Sterling touched new lows against a trade-weighted basket of currencies. It has depreciated by more than 20 per cent over the past year, though this has so far failed to boost exports, with the trade deficit widening in October.

Chris Gothard, a currency analyst at Brown Brothers Harriman, said: "We have declining interest rates and there isn't really anything at the moment to provide a strong reason to buy."

Glenn Uniacke, a dealer at the currency specialist Moneycorp, said a report from the National Institute of Economic and Social Research which estimated GDP had fallen by 1 per cent over the three months to the end of November had also worried investors.

"Those figures are the most concerning in a long series of poor data on the UK economy and have left us on the brink of a sterling crisis," he said.

"The economy has the potential to shrink by 2 per cent next year and interest rates are likely to be cut towards zero per cent. This could push the pound towards parity with the euro, which is particularly worrying for a country so reliant on imports. Through exchange rate movements alone, the UK is now paying 20 per cent more for eurozone imports than a year ago. While the EU and Japan led the world into recession, the problems facing the UK are far more acute."

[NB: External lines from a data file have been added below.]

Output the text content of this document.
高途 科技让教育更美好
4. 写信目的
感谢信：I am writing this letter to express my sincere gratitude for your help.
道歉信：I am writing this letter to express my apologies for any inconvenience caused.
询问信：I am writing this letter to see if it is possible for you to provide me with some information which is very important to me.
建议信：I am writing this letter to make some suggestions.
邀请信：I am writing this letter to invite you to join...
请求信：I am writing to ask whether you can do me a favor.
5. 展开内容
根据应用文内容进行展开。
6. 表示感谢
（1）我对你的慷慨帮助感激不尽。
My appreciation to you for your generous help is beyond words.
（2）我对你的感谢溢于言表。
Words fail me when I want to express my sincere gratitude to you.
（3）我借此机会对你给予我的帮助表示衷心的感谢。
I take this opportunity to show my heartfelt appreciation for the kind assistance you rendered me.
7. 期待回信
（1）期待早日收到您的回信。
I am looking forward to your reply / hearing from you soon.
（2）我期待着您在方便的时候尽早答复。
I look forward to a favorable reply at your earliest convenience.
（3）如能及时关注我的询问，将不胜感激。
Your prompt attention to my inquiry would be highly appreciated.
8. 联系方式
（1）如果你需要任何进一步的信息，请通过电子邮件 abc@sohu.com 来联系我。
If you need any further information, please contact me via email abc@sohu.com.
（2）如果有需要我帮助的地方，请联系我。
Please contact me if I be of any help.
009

Interest rates have been cut both in the UK and in the eurozone but they remain higher in the euro currency area and most economists believe that the Bank of England will be bolder in reducing the cost of borrowing than the European Central Bank over the next few months. The markets will also have noted the parlous state of the UK's public finances, epically compared with those in Europe's largest economy, Germany.

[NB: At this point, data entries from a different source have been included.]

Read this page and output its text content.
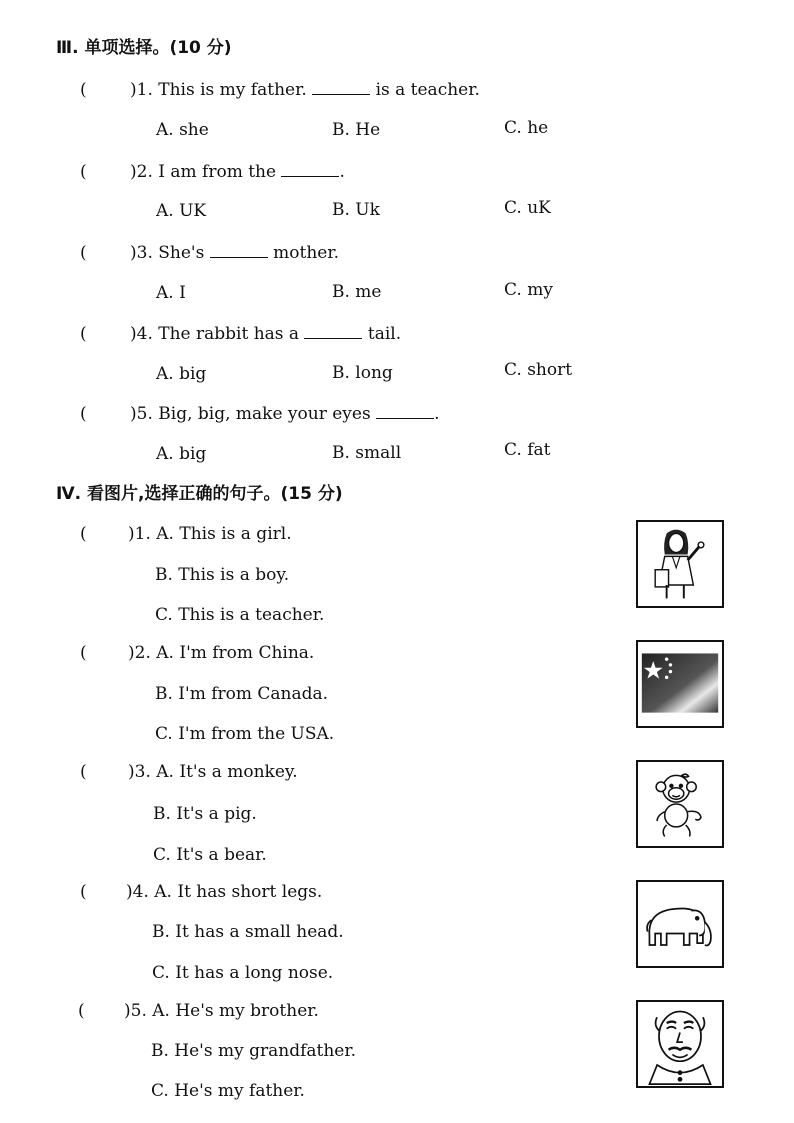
Ⅲ. 单项选择。(10 分)
(	)1. This is my father.	is a teacher.
A. she	B. He	C. he
(	)2. I am from the	.
A. UK	B. Uk	C. uK
(	)3. She's	mother.
A. I	B. me	C. my
(	)4. The rabbit has a	tail.
A. big	B. long	C. short
(	)5. Big, big, make your eyes	.
A. big	B. small	C. fat
Ⅳ. 看图片,选择正确的句子。(15 分)
( )1. A. This is a girl.
B. This is a boy.
C. This is a teacher.
( )2. A. I'm from China.
B. I'm from Canada.
C. I'm from the USA.
( )3. A. It's a monkey.
B. It's a pig.
C. It's a bear.
( )4. A. It has short legs.
B. It has a small head.
C. It has a long nose.
( )5. A. He's my brother.
B. He's my grandfather.
C. He's my father.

Alistair Darling, the Chancellor, said yesterday that he was not prepared to give a "running commentary" on the pound. "Exchange rates right across the world have been pretty volatile, very volatile in fact," he said.

"The depreciation clearly does help our exporters. But currencies have been pretty volatile over the last few months. Our policy, the Bank of England's policy, is to target inflation, not to target the currency."

Mr Darling's words did not reassure many, especially given the figures from the national research institute showing that the economy had shrunk by 1 per cent. The respected independent think-tank's record on predicting move-ments in the economy is an enviable one. Survey data from the CBI, the Chartered Institute of Purchasing and Supply and other sources suggest that the economy has, in the words of one analyst this week, "fallen off a cliff" over the past month or so.

Despite signs that consumers are responding to the VAT cut and treating themselves to "one last fling", the outlook is gloomy. The office for National Statistics revealed on Tuesday that manufacturing output was heading for its worst year since the recession of 1979-81.

The Global Insight economist Howard Archer said: "The plethora of bad data and survey evidence relating to retail sales, unemployment, service sector activity, manufacturing output and construction activity highlight that the economy has taken a big turn for the worse." He expects the economy to decline by 2 per cent in 2009.